Ancora: grazie alla perfetta umanità di Cristo e a questa sua parentela con ogni uomo, siamo sicuri che il Cristianesimo non sarà mai contro l’uomo, ma sempre e solo a favore dell’uomo. Riprendiamo di nuovo una parola del Papa: « Cristo, Redentore del mondo, è colui che è penetrato, in modo unico e irripetibile, nel mistero dell’uomo ed è entrato nel suo ‘cuore’ » (Redemptor hominis, 8). Già il Concilio diceva: « Chiunque segue Cristo, l’uomo perfetto, si fa lui pure più uomo » (Gaudium et spes, 41).

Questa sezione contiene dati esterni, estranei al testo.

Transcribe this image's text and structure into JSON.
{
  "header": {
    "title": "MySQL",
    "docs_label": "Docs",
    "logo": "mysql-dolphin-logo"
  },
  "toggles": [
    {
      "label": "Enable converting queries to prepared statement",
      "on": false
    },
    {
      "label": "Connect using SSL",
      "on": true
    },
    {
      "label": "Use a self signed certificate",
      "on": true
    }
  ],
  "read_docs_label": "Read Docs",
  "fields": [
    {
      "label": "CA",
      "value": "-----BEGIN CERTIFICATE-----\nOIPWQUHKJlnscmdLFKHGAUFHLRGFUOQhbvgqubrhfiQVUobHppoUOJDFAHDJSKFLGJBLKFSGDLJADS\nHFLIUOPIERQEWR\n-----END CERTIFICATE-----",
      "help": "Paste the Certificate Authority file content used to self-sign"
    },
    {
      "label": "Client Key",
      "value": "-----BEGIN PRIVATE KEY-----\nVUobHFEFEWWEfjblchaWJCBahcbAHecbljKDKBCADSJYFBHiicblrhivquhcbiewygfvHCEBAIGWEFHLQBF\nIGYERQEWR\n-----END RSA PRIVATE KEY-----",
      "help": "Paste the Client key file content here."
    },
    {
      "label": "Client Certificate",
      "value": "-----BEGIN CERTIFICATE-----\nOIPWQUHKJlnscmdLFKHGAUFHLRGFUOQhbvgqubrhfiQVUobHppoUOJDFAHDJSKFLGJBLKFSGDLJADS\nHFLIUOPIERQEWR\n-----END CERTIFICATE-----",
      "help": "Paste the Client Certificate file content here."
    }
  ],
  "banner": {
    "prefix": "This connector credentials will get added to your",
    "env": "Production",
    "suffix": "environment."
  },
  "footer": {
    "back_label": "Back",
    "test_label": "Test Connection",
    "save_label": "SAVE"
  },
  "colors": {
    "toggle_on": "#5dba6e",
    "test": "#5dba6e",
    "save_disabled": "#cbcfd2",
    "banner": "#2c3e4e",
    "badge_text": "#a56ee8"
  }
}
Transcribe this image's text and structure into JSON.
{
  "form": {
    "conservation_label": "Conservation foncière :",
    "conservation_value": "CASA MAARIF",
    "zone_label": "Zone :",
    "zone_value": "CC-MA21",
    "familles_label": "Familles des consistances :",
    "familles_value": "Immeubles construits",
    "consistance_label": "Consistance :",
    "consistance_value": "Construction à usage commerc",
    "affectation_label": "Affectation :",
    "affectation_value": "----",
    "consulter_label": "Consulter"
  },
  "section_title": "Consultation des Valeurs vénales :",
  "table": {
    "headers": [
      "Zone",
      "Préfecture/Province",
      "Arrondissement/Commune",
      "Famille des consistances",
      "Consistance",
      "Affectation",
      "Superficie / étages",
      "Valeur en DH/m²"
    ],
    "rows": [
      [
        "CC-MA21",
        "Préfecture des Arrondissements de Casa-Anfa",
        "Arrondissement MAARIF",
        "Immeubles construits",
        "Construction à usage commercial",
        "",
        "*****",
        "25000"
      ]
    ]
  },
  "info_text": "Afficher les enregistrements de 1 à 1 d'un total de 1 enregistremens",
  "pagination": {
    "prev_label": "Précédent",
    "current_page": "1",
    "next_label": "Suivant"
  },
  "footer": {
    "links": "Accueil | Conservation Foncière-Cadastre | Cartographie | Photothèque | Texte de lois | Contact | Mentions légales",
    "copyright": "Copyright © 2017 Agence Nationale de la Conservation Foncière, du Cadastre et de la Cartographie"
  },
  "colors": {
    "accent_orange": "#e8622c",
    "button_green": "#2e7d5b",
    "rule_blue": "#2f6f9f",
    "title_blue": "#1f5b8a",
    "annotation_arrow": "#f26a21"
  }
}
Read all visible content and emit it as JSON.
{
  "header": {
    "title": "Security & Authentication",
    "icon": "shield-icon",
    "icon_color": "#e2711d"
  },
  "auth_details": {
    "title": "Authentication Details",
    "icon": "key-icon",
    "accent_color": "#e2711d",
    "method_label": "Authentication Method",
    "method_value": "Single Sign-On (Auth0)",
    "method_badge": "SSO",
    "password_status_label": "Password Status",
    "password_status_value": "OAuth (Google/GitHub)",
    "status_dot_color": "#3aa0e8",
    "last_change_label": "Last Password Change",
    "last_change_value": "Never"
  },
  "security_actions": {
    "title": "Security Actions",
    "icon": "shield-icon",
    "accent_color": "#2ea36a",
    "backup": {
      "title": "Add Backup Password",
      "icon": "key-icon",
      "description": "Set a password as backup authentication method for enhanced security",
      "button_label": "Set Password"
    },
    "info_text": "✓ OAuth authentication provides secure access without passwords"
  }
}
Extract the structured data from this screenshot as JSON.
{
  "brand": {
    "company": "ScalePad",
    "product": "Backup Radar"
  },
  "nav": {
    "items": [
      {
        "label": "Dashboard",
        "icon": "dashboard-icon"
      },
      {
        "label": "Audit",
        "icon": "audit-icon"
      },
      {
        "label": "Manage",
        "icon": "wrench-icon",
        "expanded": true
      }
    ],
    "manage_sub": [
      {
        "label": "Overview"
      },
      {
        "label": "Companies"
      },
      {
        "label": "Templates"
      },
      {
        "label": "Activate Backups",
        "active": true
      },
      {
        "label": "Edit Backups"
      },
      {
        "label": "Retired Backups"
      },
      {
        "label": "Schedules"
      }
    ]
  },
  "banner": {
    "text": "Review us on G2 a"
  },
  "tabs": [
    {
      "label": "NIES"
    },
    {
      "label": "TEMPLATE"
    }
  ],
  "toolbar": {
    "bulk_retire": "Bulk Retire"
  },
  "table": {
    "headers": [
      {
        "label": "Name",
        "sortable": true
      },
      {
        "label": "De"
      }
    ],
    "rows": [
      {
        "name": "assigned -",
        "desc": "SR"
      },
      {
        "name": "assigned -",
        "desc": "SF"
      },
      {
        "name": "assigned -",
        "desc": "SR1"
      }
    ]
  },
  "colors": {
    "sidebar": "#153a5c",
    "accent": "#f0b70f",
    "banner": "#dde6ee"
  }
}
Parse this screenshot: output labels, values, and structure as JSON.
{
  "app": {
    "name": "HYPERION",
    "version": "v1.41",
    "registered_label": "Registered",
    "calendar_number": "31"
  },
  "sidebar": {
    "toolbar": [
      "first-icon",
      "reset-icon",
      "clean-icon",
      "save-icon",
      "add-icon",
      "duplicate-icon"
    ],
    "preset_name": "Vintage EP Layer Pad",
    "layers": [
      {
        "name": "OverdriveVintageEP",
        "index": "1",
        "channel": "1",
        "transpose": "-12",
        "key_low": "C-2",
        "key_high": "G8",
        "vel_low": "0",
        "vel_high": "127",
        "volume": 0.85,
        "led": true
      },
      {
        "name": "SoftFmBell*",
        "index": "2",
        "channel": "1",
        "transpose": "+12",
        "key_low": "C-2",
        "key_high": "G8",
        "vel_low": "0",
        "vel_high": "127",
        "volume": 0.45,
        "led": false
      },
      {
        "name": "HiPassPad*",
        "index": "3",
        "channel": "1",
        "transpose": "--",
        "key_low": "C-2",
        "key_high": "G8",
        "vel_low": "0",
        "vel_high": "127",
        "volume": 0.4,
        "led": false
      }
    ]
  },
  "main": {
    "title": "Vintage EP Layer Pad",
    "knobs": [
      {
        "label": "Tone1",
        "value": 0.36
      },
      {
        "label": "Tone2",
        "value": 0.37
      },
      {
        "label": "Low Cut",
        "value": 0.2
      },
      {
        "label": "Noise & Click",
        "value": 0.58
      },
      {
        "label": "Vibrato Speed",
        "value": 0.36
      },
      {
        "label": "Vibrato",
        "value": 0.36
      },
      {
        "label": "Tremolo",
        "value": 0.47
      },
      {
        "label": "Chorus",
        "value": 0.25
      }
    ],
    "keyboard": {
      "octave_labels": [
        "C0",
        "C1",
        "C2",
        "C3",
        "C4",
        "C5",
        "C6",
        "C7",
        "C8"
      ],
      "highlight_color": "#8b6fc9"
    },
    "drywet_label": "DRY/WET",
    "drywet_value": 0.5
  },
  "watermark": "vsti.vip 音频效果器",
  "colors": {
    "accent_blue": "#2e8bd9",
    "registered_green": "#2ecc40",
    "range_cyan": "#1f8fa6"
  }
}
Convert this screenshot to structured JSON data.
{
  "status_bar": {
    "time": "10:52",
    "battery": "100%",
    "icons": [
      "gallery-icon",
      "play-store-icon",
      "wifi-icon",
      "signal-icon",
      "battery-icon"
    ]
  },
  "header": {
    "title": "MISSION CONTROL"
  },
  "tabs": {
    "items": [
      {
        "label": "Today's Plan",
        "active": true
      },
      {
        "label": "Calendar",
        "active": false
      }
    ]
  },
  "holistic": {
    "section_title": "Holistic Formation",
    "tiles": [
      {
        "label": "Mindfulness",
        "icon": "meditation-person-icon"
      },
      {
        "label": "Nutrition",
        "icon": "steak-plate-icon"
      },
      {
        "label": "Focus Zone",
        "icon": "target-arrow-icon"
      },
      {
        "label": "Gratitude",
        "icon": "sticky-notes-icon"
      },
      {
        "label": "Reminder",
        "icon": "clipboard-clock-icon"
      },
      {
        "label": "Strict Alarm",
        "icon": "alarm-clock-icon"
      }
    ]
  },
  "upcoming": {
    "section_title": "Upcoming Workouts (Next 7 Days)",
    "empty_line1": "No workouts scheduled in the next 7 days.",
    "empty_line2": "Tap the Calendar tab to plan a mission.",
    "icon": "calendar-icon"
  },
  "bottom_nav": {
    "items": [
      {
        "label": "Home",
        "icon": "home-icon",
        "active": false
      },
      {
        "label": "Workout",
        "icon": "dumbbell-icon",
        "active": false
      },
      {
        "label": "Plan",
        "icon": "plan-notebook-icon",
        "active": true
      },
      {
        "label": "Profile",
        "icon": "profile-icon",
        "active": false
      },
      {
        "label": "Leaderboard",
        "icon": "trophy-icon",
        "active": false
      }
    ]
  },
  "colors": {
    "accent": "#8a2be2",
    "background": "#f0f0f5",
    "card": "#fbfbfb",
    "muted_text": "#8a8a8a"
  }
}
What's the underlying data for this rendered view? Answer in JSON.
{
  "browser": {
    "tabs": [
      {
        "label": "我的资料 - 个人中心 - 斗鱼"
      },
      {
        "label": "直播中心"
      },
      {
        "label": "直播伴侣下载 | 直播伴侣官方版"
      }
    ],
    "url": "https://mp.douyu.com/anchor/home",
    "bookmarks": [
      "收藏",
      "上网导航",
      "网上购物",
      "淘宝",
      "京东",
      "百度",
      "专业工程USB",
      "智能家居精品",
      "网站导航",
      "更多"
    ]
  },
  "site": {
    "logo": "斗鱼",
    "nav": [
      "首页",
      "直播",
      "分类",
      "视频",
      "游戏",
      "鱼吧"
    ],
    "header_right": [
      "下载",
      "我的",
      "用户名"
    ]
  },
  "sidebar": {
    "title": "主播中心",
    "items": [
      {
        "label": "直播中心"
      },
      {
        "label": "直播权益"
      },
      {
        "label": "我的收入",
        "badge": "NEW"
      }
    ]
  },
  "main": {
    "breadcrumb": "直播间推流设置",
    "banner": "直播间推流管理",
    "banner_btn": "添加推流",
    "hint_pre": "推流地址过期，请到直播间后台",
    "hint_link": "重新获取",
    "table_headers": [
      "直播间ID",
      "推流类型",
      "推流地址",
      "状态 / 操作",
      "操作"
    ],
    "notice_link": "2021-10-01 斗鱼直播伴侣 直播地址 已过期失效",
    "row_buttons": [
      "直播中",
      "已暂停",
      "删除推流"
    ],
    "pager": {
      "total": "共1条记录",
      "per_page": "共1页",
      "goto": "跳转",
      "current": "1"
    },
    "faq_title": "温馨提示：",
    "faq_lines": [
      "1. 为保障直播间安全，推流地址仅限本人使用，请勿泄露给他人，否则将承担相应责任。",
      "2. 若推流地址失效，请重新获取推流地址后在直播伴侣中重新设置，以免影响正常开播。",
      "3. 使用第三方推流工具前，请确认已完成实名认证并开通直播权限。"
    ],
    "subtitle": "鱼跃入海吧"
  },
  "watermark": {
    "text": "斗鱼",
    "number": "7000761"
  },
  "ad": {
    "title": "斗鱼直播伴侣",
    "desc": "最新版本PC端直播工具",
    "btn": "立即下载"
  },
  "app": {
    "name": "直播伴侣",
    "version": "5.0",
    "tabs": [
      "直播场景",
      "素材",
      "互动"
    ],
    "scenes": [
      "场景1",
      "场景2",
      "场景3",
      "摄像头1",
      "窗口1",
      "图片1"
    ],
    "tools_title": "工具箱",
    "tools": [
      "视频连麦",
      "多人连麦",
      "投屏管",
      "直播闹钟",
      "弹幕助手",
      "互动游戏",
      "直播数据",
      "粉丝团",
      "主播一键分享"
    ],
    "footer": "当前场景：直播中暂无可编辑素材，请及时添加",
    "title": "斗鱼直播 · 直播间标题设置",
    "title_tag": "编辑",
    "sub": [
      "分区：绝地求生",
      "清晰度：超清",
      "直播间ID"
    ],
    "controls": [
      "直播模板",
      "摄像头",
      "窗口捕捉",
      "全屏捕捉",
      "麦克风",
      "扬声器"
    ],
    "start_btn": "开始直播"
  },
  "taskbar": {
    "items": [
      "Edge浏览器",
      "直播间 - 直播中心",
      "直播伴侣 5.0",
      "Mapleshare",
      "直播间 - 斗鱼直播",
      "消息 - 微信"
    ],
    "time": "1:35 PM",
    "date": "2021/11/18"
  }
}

Per noi uomini e per la nostra salvezza
Ci chiediamo ora qual è stata la finalità di questa solidarietà tra Dio e l’uomo che trova espressione nell’incarnazione del Verbo. Perché Dio si è fatto uomo? È questa una domanda che attraversa l’intera storia della Chiesa. La risposta è senz’altro quella del Credo: « Per noi uomini e per la nostra salvezza discese dal cielo ». Ma che cos’è la salvezza che Dio in Cristo dona all’uomo? È innanzitutto la sua liberazione dal peccato e la riconciliazione con Dio. Come scrive Giovanni « Egli è apparso per togliere i peccati » (1 Gv 3, 5). Ma la salvezza è soprattutto partecipazione alla stessa vita di Dio, come ancora scrive l’evangelista Giovanni: « In questo si è manifestato l’amore di Dio per noi: Dio ha mandato il suo unigenito Figlio nel mondo perché noi avessimo la vita per lui » (1 Gv 4, 9). In una parola, semplicissima e straordinaria ad un tempo, Dio diventa uomo perché l’uomo diventi Dio! E non è questa l’esplicita e luminosa affermazione del Prologo? Scrive Giovanni: « Venne fra la sua gente, ma i suoi non l’hanno accolto. A quanti però l’hanno accolto, ha dato potere di diventare figli di Dio: a quelli che credono nel suo amore, i quali non da sangue, né da volere di carne, né da volere di uomo, ma da Dio sono stati generati » ( Gv 1, 11-13). Così la solidarietà tra Dio e l’uomo significa un mirabile commercium, uno scambio meraviglioso, come sono soliti esprimersi con amore commosso e stupito i Padri della Chiesa: « Infatti, questo è il motivo per cui il Verbo si è fatto uomo, e il Figlio di Dio, Figlio dell’uomo: perché l’uomo, entrando in comunione con il Verbo e ricevendo così la filiazione divina, diventasse figlio di Dio » (Sant’Ireneo di Lione, Adversus haereses, 3, 19, 1); « Infatti il Figlio di Dio si è fatto uomo per farci Dio » (Sant’Atanasio di Alessandria, De incarnatione, 54). Come non rimanere attoniti di fronte ad una simile solidarietà? Il santo Natale ci doni la grazia di accorgerci con infinito stupore della novità che l’amore del Padre ha fatto sbocciare nel cuore umano con l’Incarnazione del Verbo.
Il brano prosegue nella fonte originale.